Je portais ce pull de grossesse jaune moutarde absolument hideux que je détestais, mais que j'avais mis quand même parce qu'il était propre. Je serrais la main de mon mari si fort dans la salle d'échographie que ses jointures en devenaient blanches. C'était l'échographie morphologique des 20 semaines pour Léo. La pièce était plongée dans le noir, le gel de l'échographie était glacial, et l'échographiste n'avait pas dit un mot depuis exactement quarante-deux secondes. Je sais que ça faisait quarante-deux secondes parce que je les comptais dans ma tête, totalement paralysée par ce genre de terreur froide et viscérale que l'on ne connaît que si l'on s'est déjà retrouvée dans cette même pièce, à fixer ce même plafond, pour recevoir la pire nouvelle de toute sa vie.

Le médecin a finalement cliqué sur un bouton, a tourné l'écran vers nous et a dit : "Voilà le rythme cardiaque, bien fort." Mon mari a laissé échapper un souffle saccadé et humide.
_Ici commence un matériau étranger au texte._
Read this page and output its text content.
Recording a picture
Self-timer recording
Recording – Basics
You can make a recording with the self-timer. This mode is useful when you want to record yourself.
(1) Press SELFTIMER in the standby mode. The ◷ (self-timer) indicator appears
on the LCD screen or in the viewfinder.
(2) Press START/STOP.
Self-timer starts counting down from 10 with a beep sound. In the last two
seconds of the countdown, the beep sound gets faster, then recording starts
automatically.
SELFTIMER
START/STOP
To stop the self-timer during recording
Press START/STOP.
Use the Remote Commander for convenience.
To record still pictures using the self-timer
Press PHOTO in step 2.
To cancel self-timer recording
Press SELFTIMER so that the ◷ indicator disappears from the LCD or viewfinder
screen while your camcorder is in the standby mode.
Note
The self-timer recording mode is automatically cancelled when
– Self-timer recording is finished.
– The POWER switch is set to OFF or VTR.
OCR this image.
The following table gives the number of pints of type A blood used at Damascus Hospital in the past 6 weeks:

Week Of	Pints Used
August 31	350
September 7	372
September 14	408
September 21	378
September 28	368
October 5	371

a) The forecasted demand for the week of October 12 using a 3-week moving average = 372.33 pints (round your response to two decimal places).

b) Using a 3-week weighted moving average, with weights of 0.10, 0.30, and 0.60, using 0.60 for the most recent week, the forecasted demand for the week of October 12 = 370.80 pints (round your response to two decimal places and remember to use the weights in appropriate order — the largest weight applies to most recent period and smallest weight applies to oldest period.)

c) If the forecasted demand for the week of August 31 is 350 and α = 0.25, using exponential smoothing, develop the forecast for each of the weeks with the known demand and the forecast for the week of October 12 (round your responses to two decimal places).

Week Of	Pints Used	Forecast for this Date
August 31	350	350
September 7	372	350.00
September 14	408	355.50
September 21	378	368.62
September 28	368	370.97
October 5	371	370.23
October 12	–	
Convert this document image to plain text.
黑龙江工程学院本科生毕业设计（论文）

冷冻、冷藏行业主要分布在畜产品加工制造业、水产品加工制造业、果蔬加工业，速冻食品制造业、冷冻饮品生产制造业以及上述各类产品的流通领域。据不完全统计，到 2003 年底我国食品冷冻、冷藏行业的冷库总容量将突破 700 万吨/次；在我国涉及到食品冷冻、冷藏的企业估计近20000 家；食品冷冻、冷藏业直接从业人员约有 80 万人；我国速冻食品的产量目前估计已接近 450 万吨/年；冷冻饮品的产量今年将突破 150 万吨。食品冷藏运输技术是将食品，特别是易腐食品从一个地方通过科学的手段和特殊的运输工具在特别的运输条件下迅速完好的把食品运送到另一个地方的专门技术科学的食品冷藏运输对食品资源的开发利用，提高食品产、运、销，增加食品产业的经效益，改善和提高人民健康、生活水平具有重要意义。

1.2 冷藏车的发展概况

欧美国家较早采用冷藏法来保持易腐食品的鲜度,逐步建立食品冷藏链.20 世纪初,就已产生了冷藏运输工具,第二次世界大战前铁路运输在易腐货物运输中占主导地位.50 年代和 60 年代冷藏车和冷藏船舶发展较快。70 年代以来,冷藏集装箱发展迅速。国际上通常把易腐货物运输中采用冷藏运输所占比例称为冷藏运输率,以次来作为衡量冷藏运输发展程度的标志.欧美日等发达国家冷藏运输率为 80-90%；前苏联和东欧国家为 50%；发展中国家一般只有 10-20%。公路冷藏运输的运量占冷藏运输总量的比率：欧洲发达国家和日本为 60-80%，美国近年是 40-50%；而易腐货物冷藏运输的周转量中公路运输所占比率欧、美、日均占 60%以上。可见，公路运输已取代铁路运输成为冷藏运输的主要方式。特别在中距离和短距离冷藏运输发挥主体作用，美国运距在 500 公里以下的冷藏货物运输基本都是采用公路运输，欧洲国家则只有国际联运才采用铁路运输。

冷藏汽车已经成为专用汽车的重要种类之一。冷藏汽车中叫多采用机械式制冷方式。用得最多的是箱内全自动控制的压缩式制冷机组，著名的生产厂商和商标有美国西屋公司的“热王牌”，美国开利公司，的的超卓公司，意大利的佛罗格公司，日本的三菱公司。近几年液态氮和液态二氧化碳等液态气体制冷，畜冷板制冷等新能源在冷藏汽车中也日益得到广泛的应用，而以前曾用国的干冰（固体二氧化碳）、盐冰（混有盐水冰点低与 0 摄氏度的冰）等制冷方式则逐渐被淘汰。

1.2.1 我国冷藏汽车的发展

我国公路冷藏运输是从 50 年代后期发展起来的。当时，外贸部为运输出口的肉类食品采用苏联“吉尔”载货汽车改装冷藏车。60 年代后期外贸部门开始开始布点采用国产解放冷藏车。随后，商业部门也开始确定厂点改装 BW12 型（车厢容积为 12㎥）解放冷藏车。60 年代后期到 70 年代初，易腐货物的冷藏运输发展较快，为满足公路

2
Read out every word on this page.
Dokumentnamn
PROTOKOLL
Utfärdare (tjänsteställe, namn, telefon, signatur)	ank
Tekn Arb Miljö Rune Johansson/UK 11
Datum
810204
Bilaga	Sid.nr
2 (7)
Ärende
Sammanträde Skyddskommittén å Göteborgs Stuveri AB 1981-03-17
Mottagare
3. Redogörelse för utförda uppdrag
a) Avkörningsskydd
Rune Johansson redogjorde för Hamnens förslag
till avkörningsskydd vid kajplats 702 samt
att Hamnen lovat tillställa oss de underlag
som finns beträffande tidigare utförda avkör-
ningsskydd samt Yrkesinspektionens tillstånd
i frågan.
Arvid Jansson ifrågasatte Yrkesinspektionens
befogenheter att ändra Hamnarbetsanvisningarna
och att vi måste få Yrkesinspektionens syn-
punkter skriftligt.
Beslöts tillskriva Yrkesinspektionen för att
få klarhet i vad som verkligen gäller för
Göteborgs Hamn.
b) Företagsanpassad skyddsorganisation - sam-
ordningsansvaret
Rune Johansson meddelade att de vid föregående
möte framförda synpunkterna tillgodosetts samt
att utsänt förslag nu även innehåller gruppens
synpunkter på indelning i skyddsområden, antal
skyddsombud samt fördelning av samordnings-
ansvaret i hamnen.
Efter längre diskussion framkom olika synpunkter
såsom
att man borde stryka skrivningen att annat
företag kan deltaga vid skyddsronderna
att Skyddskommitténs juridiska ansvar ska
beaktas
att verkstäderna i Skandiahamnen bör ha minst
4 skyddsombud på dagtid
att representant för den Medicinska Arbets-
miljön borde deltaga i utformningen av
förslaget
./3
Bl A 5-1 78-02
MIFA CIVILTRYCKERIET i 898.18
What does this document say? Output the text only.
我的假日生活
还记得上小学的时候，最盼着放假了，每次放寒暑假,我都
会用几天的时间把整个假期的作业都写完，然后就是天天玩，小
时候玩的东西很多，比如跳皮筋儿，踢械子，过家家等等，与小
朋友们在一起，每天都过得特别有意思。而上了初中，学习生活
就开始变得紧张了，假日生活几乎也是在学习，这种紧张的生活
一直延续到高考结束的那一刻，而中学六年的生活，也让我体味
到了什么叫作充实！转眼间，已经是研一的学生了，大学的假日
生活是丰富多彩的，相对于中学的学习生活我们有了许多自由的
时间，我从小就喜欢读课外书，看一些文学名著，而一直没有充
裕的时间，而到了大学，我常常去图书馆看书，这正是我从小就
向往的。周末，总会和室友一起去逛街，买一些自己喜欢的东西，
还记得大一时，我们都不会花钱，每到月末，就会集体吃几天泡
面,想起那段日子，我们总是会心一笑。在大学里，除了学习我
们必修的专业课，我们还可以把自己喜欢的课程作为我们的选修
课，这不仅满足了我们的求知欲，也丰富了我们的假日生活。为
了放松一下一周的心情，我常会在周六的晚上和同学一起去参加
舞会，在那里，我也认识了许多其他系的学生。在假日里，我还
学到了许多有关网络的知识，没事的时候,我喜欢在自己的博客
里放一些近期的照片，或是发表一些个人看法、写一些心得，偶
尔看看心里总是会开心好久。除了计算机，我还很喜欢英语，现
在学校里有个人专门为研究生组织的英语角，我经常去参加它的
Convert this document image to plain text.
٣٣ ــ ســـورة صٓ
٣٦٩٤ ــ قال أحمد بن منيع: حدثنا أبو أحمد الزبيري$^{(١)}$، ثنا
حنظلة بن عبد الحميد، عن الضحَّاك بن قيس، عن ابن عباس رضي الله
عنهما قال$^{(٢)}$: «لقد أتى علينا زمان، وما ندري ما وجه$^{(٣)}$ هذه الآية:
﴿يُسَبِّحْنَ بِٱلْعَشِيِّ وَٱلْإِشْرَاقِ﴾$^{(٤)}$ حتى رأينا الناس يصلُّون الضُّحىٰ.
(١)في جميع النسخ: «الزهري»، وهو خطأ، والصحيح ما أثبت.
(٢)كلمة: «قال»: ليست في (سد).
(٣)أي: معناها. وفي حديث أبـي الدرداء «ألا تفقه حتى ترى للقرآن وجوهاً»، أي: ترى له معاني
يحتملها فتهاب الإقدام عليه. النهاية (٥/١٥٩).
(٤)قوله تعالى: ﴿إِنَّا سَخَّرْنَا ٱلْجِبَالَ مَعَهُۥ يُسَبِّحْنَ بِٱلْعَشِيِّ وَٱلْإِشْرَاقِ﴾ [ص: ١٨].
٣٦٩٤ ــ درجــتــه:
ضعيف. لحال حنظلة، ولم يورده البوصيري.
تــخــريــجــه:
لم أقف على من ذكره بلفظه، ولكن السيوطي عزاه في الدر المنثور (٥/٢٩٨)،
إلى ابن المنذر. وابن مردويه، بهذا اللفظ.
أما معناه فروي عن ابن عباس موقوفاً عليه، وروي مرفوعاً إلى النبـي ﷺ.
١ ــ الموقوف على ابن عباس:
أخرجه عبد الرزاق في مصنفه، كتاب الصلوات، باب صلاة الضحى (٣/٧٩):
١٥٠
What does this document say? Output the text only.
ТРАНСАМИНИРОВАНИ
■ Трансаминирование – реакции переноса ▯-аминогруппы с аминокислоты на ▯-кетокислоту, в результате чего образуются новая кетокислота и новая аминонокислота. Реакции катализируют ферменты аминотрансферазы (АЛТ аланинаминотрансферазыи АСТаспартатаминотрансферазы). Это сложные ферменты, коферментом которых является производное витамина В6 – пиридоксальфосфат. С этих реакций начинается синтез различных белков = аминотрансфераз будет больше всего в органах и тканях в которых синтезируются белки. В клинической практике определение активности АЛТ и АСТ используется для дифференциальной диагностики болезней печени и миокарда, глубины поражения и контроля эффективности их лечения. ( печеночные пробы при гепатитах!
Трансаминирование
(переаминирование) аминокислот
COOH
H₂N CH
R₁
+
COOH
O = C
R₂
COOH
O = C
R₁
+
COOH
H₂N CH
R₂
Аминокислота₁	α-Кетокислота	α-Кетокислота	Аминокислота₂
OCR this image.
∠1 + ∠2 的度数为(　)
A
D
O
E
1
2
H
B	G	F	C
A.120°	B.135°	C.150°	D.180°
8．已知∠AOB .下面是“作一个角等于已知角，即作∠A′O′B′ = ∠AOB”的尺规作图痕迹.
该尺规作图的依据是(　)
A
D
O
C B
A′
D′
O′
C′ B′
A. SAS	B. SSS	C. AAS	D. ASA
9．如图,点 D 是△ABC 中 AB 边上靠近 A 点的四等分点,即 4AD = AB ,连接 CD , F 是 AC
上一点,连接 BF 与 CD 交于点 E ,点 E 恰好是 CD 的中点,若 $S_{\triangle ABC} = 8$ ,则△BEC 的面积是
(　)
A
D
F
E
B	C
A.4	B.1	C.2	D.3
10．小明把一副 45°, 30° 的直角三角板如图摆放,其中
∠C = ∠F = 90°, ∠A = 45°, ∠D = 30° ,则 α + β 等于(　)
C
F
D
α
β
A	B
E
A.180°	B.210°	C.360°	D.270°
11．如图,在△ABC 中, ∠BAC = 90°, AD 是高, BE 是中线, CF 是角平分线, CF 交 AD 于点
J'ai juste fixé ce petit pixel clignotant sur le moniteur et j'ai immédiatement vomi dans la petite poubelle en plastique à côté de la table d'examen. Parce que c'est ça, la réalité. Le plus grand mythe de l'univers, c'est de croire que tomber enceinte après la perte d'un bébé est un événement magique et guérisseur qui efface instantanément votre chagrin et transforme votre vie en une pub lumineuse pour des couches. Ce n'est pas le cas.

C'est, très franchement, un pur enfer. Vous êtes un paquet de nerfs sur pattes, une boule d'hypervigilance alimentée par le peu de café décaféiné tout triste que vous vous autorisez à boire, avec la certitude absolue qu'une nouvelle catastrophe vous pend au nez. C'est terrifiant.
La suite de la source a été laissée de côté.